Monday, March 30, 2009

Rick Wagoner Is Compelled To Resign from GM

Two developments affecting the US auto industry in this morning's papers:

(1) GM CEO and Chairman Rick Wagoner is being forced to resign by the Obama administration, because of dissatisfaction with (a) his leadership of the company and/or (b) his level of cooperation with the federal government in coming up with a restructuring plan.

(2) The administration has given Chrysler a deadline, 30 days from now, prior to which it must reach a merger deal with Fiat (Fiat will obtain a 35% stake) in order to receive an additional $6 billion in loans.

From 2005 until the end of last year, GM lost $73 billion. Wagoner's critics say that he focused too much on trucks and SUV's rather than fuel-efficient cars.

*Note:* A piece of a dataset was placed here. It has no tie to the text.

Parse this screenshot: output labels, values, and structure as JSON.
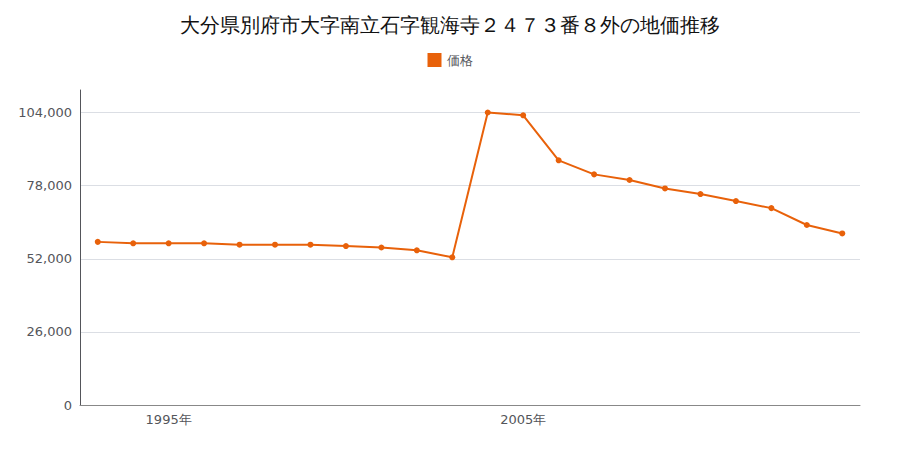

I'm trying to think through the specific people who are receiving the brunt of public/media criticism for the economic crisis and/or their inadequate responses to it:
  1. Dick Fuld (the head of Lehman)
  2. Alan Greenspan (to some extent)
  3. Barney Frank (among conservatives (for pushing too hard to facilitate Fannie Mae loans to poorer people))
  4. Robert Rubin (among certain editorialists, including Paul Krugman)
  5. Bernie Madoff
  6. Henry Paulson/Timothy Geithner
  7. Maurice Greenberg (founder of AIG)
  8. Jim Cramer and other CNBC personalities (by Jon Stewart)
  9. Rick Wagoner
  10. Ron Gettelfinger (for negotiating overly-generous deals for United Auto Workers members)
164. Prior to the resignation of Wagoner, has the US government ever compelled a corporate chief executive to step down? This seems like something of a watershed moment in the relationship between government and the private sector.